Bewertet mit 4 Sternen

Die verbleibenden Tage der älteren Herren aus Dänemark sind gezählt; denn sie waren 1968 in Grönland beim Schutt-Räumen nach dem Absturz eines B-52-Bombers verstrahlt worden. Ihr letzter Wunsch nach Genugtuung anlässlich einer Veranstaltung von Umwelt-Aktivisten in Reykjavik wäre jedoch beinahe am Anschlag gescheitert, der auf ihren Transporthubschrauber verübt wird. Ole Jensen, ein weiterer älterer Herr, Zeitzeuge des Bomberabsturzes, fühlt sich schuldig an den Spätfolgen der Wasserstoffbomben und will seinen letzten Lebensabschnitt nutzen, um der Wahrheit Raum zu schaffen. Hauptakteure in Michael Lüders drittem Band um die deutsche Journalistin Sophie Schelling und ihren Kollegen/Ex-Lover Harald sind neben korrupten Politikern und gierigen Kapitalisten der Inuit Natan Hammond als Shooting-Star der Umweltbewegung Grönlands, sein traditionell lebender Vater und die Umweltaktivistin Birgitta Arnósdóttir, die letztere als Zeugin/Opfer des Hubschrauberabsturzes auf der Flucht vor der Kapitalisten-Clique und ihren Handlangern.
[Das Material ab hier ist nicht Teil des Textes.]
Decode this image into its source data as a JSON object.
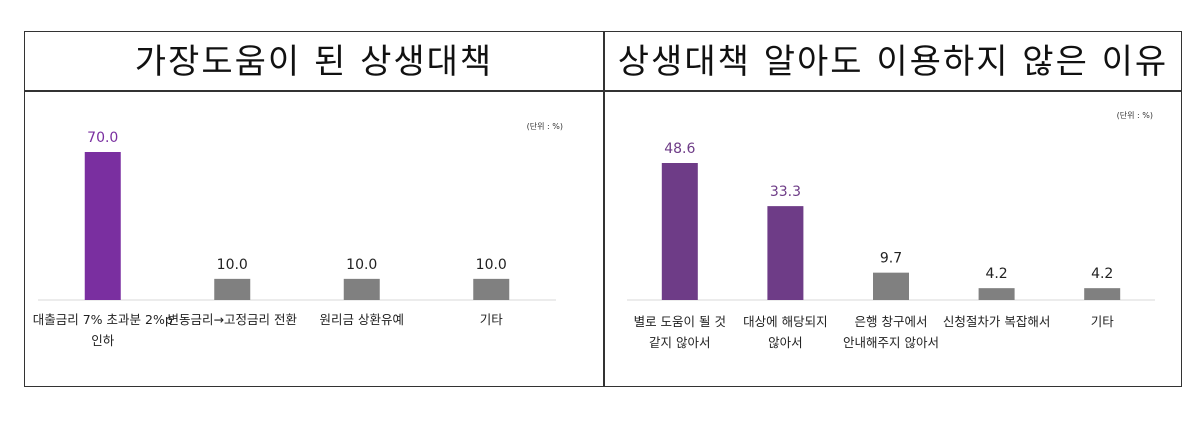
{
  "panels": [
    {
      "title": "가장도움이 된 상생대책",
      "unit": "(단위 : %)"
    },
    {
      "title": "상생대책 알아도 이용하지 않은 이유",
      "unit": "(단위 : %)"
    }
  ],
  "colors": {
    "highlight": "#7a2fa0",
    "highlight2": "#6e3c87",
    "normal": "#808080"
  },
  "chart_data": [
    {
      "type": "bar",
      "categories": [
        [
          "대출금리 7% 초과분 2%p",
          "인하"
        ],
        [
          "변동금리→고정금리 전환"
        ],
        [
          "원리금 상환유예"
        ],
        [
          "기타"
        ]
      ],
      "values": [
        70.0,
        10.0,
        10.0,
        10.0
      ],
      "value_labels": [
        "70.0",
        "10.0",
        "10.0",
        "10.0"
      ],
      "highlight": [
        true,
        false,
        false,
        false
      ],
      "ylim": [
        0,
        70
      ]
    },
    {
      "type": "bar",
      "categories": [
        [
          "별로 도움이 될 것",
          "같지 않아서"
        ],
        [
          "대상에 해당되지",
          "않아서"
        ],
        [
          "은행 창구에서",
          "안내해주지 않아서"
        ],
        [
          "신청절차가 복잡해서"
        ],
        [
          "기타"
        ]
      ],
      "values": [
        48.6,
        33.3,
        9.7,
        4.2,
        4.2
      ],
      "value_labels": [
        "48.6",
        "33.3",
        "9.7",
        "4.2",
        "4.2"
      ],
      "highlight": [
        true,
        true,
        false,
        false,
        false
      ],
      "ylim": [
        0,
        48.6
      ]
    }
  ]
}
Die Handlung spielt im Island der Gegenwart nach der Finanzkrise von 2008, die die Loyalität der Isländer gegenüber ihrem Staat - hier - merklich geschädigt hat. Da das Schürfen nach seltenen Erden exakt an der Unglücksstelle zurzeit hohen Profit verspricht, soll offenbar der radioaktive Müll von 1968 verklappt und zubetoniert werden, ohne Rücksicht darauf, dass die Lagerstätte – bedingt durch das Abschmelzen des Eises im Zuge des Klimawandels – alles andere als sicher sein wird. Michal Lüders Figuren treten in einem filmreifen Szenario gegeneinander an, in dem hemmungslos mit Kettenfahrzeugen, Sprengstoff und Anschlägen aller Art agiert wird.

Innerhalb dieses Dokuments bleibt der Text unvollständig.